All this time, I couldn’t find the words to express this feeling. I just said something like “a desire for something crazy and doomed.” I saw the problem a little, but I didn’t want to confront my mind and consciousness with it directly. I drifted along and observed what would happen next. Now I’m standing in front of her and I have an awful lot of questions.
Self-destruction is when you want to go deeper and deeper into the abyss and don’t stop because you don’t care or because you want to understand something? How awful do people feel who consciously self-destruct and aren’t afraid of losing anything in the end?

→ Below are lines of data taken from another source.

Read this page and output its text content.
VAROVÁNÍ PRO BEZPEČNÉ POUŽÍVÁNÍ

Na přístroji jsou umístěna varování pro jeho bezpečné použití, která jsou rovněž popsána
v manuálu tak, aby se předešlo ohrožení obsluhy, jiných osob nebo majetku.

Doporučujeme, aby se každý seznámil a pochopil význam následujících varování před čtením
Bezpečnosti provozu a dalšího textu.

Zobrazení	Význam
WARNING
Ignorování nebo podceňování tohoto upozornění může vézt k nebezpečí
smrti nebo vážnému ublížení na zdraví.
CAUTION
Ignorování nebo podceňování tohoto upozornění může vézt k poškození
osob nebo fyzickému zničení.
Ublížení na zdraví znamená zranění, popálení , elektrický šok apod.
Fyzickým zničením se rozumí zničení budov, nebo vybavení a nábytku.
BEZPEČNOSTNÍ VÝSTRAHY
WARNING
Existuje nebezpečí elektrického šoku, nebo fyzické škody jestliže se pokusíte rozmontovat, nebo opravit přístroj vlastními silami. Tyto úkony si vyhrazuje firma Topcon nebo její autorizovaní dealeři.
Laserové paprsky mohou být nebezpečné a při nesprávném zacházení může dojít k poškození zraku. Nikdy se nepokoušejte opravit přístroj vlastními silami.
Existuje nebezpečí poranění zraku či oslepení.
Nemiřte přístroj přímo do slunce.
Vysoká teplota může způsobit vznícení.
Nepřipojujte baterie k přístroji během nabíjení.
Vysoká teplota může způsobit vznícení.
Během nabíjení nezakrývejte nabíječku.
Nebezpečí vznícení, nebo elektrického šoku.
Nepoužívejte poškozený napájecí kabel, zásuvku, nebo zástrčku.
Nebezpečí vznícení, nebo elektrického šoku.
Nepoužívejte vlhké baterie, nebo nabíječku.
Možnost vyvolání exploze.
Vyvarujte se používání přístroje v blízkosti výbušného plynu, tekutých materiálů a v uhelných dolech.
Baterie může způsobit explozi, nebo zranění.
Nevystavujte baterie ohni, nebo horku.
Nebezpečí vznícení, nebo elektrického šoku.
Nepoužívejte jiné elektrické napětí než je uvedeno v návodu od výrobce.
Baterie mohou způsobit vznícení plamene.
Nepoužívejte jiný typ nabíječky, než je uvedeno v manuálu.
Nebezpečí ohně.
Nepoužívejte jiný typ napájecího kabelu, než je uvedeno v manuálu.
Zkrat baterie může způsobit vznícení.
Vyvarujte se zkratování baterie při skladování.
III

The scariest thing here is that if you want to destroy yourself in order to understand something, by the time you understand it, it may already be too late. It’s a fine line. There is a fine line between self-discovery and self-destruction. A fine line between “temporary” self-destruction and the end of your personality as a whole. A fine line, after which destruction, it may not be possible to recover.
Reality is disgusting and cruel. If you delve into it, you lose the meaning of life. If you see the world honestly and say everything you think honestly, and do what you want honestly, you will most likely lose everything. And sometimes you don’t want to show this honesty and desire to burn everything in your path to the world, because each of us has something we consider sacred. It could be a sister, parents, a significant other (who, if they find out what’s inside you, will then change beyond recognition). We are all responsible for something. How can we reconcile our reality with our “sacred” beliefs?
The tendency toward self-destruction. We all have it. But to what extent? And how deep is a person willing to sink? Is self-destruction a weakness fueled by hatred, or an unwillingness to live according to a predefined template of an ideal world and survival in it?